Я погладила её по измазанной размытой пудрой щеке. И тогда она устремилась ко мне, её губы при печатались к моей шее, её руки мяли подол моей ночной рубашки. Я зажмурилась, потому что не могла видеть её лицо над собою. К тому же мне показалось, что Юка плачет, а это уж выглядело совсем противно и жалко.
Только один раз, думала я. Один раз потерпеть, и всё. Она не сможет ни в чём меня упрекнуть. Я больше никогда не буду с ней общаться. Я её убью.
Последняя мысль была словно не моей. И тем не менее она отчетливо прозвучала внутри меня. Я её убью, подумала я, и тут же мне стало спокойнее. Я словно перестала чувствовать невыносимый Юкин запах. Я расслабилась и обмякла, я позволила ей стянуть с меня трусы.
Конечно, утром я обо всем забыла. Я проснулась от пульсирующей в висках боли — такое впечатление, что это я, а не Юка напилась накануне. Юка валялась рядом, она спала с широко раскрытым ртом, из которого время от времени вырывался хрипловатый храп. Я поморщилась, застегнула корсет и встала. Видели бы сейчас Юку многочисленные поклонники её хамоватого очарования. Наверное, они бы её вообще не узнали. «Надо будет заставить её сменить простыни», — подумала я по пути на кухню. Самой мне менять белье трудно, врачи запретили мне наклоняться вперед, пока позвонок окончательно не срастется. А я не вынесу, если моя постель будет пахнуть горьким Юкиным потом.
Я поставила чайник и отрезала неаккуратный ломоть белого хлеба. Других продуктов в моей кухне не нашлось. Может быть, отправить Юку в магазин. Она ведь наверняка будет чувствовать себя виноватой после вчерашнего. Все что угодно для меня теперь сделает.
— Настюха! — бодро позвала она меня.
— Не надо меня так называть, — поморщилась я, запивая хлеб вчерашним чаем.
— А как тебя ещё называть? — Босая Юка продефилировала в ванну. — Ну и видок у меня. А что, мы вместе спали, что ли?
— Как будто бы ты сама не знаешь.
— Откуда мне? Я пьяная была, если ты не заметила. А ты, выходит, воспользовалась моей беспомощностью.
Она появилась на пороге кухни, заметно посвежевшая, но все равно отчаянно некрасивая. Её кожа выглядела желтой и сухой. В тот момент ей можно было дать и тридцать лет. Зато она хотя бы смыла макияж и причесалась.
— Это кто ещё кем воспользовался. Чай будешь?

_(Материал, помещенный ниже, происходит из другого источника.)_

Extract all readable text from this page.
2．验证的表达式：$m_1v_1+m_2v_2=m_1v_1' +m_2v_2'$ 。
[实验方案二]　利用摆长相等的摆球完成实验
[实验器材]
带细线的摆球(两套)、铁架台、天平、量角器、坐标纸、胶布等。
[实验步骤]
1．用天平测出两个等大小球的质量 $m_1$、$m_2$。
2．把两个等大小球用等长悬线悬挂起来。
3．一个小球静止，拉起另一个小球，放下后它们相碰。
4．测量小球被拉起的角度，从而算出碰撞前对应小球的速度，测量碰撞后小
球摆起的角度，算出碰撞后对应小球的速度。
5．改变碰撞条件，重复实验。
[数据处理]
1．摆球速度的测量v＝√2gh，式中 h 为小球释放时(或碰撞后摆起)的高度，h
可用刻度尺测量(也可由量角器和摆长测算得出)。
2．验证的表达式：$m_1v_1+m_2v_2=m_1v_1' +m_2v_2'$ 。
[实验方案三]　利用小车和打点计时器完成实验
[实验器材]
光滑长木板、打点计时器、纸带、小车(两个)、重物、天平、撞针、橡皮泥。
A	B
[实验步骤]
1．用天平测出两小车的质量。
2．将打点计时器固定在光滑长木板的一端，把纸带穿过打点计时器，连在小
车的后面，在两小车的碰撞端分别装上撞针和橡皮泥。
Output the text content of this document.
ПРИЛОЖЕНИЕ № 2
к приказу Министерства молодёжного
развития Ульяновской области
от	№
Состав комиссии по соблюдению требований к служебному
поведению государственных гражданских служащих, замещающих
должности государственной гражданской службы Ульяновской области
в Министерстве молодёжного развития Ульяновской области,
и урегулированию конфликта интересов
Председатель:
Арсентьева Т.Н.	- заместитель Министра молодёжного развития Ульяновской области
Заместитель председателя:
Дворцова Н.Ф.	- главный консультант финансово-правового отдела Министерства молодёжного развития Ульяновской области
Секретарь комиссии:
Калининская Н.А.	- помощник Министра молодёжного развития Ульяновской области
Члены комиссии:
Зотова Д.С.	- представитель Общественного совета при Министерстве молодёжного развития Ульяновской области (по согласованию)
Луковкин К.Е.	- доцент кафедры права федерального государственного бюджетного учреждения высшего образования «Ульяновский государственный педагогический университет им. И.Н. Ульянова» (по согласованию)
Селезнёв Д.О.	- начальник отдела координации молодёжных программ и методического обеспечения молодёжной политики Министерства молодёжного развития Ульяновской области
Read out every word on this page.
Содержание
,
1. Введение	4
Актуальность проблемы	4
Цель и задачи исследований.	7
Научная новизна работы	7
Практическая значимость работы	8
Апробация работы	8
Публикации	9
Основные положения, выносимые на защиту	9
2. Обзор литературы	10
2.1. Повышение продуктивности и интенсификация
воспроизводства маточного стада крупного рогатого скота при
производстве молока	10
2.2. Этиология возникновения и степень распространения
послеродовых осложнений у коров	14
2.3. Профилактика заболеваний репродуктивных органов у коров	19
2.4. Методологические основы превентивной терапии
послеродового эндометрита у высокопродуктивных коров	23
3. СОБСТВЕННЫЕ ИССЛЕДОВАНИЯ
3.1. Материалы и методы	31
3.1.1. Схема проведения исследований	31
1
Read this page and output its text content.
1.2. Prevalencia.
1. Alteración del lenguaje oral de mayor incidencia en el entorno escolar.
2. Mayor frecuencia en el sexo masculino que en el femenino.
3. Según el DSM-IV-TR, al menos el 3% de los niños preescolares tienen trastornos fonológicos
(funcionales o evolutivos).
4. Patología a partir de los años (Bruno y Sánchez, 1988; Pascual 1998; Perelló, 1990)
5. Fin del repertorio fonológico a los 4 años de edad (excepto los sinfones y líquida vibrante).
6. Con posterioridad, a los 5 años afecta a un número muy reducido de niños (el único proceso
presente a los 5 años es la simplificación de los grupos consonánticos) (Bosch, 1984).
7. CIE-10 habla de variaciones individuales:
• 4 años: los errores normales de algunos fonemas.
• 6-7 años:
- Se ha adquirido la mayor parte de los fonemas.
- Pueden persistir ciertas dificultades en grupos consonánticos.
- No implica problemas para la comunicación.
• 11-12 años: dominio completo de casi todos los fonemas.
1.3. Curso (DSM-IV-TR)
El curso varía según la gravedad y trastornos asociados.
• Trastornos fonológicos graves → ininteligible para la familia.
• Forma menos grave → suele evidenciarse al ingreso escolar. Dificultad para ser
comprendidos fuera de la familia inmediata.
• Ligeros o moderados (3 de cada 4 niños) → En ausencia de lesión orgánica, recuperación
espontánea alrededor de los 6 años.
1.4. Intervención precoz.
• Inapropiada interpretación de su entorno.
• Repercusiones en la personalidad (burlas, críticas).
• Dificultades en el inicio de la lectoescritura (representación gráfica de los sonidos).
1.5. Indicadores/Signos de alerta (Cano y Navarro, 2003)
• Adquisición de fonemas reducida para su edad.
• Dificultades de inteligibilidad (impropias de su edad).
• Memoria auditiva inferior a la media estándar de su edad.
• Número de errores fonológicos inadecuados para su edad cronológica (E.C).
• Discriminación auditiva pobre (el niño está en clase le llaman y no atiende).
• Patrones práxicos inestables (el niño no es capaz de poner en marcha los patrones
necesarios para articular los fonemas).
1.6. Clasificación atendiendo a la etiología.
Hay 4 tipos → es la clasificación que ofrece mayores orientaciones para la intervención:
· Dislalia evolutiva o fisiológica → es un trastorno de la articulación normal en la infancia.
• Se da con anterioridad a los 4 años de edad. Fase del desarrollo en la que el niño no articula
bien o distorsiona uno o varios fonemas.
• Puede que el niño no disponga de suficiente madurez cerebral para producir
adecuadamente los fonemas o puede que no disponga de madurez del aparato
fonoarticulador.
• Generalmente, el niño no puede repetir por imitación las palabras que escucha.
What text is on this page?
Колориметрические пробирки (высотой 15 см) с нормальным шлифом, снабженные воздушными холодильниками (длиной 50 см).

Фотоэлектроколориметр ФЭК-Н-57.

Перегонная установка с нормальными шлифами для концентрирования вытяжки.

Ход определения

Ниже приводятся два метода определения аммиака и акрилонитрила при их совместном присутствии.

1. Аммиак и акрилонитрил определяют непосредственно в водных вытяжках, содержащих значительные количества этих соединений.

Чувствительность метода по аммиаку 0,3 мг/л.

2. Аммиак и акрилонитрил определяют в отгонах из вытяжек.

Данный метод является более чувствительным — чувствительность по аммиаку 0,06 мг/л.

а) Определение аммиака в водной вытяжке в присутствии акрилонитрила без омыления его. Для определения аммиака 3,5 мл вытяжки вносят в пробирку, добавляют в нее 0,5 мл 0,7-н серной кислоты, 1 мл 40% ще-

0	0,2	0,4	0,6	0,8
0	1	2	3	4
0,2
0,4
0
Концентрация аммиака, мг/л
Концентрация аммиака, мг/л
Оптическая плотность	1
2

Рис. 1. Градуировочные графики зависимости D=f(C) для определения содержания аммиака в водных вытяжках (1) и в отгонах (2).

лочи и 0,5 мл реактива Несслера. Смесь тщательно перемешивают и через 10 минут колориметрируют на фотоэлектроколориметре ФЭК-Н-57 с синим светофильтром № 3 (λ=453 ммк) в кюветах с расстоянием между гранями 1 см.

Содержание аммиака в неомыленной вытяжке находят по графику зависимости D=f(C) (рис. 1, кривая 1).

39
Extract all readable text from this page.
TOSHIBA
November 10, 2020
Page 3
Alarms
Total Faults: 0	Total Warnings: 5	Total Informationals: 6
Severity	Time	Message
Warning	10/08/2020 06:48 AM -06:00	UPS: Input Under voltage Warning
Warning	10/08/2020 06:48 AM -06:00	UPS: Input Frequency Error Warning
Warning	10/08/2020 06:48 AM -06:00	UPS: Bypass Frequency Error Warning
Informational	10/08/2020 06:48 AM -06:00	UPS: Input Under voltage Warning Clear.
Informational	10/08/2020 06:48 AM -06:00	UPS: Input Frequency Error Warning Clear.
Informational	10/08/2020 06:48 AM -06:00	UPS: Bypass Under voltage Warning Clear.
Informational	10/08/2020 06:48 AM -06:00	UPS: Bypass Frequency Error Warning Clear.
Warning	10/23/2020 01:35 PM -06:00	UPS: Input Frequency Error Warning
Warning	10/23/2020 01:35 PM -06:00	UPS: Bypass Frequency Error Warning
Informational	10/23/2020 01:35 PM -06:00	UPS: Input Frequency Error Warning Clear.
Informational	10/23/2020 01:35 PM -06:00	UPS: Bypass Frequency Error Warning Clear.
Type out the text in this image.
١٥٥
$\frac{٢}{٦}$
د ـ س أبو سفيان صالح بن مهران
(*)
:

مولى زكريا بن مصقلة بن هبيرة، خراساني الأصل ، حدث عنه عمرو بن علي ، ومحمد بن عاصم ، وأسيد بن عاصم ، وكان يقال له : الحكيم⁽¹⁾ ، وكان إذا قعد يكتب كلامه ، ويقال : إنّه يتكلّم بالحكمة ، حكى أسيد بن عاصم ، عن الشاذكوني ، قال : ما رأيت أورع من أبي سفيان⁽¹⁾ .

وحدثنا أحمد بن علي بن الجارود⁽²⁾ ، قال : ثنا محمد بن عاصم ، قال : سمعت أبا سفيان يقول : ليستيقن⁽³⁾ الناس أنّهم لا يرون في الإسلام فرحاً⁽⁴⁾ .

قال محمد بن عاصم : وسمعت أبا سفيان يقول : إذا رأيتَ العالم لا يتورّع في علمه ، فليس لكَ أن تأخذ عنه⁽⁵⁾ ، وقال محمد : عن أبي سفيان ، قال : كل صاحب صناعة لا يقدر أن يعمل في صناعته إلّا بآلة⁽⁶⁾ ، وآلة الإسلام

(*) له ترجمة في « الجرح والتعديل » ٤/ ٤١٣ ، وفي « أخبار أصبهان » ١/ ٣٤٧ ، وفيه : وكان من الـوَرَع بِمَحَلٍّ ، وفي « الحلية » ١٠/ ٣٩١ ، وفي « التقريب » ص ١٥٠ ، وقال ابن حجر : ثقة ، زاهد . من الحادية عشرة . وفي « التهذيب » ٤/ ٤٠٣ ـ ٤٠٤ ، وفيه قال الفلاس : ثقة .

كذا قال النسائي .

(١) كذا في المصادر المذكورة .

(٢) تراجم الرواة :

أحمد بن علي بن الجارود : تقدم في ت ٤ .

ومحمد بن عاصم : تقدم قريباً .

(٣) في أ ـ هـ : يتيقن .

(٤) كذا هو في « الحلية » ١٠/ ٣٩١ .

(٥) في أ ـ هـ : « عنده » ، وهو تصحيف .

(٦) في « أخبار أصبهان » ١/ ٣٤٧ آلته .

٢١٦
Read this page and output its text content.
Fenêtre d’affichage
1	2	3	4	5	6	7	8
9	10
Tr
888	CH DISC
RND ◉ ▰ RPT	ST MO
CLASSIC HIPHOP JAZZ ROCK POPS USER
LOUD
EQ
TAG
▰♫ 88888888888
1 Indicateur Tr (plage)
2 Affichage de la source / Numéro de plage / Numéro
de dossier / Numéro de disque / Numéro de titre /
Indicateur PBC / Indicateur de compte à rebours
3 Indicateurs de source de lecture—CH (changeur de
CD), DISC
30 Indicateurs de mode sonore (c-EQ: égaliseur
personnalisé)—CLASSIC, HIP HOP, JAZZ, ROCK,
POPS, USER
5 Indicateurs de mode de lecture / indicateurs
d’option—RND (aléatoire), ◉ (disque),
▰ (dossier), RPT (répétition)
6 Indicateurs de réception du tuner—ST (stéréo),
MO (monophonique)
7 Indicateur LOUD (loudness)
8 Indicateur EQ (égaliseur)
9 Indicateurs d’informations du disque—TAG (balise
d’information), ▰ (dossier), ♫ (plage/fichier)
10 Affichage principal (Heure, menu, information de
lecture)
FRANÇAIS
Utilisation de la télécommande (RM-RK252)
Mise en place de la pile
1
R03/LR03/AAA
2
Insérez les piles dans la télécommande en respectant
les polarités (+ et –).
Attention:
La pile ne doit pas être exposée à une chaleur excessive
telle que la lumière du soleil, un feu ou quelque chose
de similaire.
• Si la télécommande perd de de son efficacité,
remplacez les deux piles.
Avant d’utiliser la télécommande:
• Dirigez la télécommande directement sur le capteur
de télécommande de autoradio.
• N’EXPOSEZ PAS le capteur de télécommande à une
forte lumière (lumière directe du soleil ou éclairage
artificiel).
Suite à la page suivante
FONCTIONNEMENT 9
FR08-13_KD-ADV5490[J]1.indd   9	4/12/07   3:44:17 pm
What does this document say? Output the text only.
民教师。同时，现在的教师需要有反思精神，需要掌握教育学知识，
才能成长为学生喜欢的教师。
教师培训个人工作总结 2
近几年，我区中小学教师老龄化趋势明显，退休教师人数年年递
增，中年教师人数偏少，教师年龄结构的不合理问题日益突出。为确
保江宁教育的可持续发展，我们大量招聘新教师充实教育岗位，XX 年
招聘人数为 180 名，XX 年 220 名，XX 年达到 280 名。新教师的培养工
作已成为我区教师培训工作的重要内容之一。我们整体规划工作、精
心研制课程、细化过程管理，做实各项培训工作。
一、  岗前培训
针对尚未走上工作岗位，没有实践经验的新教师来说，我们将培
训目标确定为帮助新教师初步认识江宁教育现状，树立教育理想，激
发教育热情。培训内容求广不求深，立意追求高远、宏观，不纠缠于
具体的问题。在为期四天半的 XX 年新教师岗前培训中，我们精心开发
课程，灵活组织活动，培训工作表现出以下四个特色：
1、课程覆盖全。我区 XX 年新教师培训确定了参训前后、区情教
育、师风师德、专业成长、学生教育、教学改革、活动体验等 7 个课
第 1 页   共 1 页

— Буду. Только завари мне свежий, терпеть не могу помои. Ну и бардак у тебя.
Я молча загремела чашками, а Юка пожелала принять душ. Она деловито порылась в моем шкафу и выбрала мой любимый свитер, видимо собираясь надеть его после душа. Меня неприятно царапнула её бесцеремонность.
Юка скрылась в ванной. Я насыпала заварки в её любимую чашку из розоватого прозрачного фарфора. Когда-то эту чашку подарила мне мама. Юке нравилось пить чай именно из неё, и у меня вошло в привычку уступать чашку ей.
Черт, она ведет себя, как неудачница в климактерическом возрасте, а я по-прежнему оставляю лучшую чашку ей.
Сейчас она выйдет из душа, распаренная, порозовевшая. И начнется. Почему она считает, что имеет право так со мной обращаться? После того как она соблазнила Генчика? После того как явилась сюда страшной и пьяной? А если бы даже и не было всего вышесказанного, то отчего она с самого начала решила, что имеет право постоянно меня высмеивать? Ненавижу её искривленные в презрительной усмешке губы.
Ненавижу её выражение лица, когда она говорит, что у меня толстые ноги. Ненавижу её неестественный смех.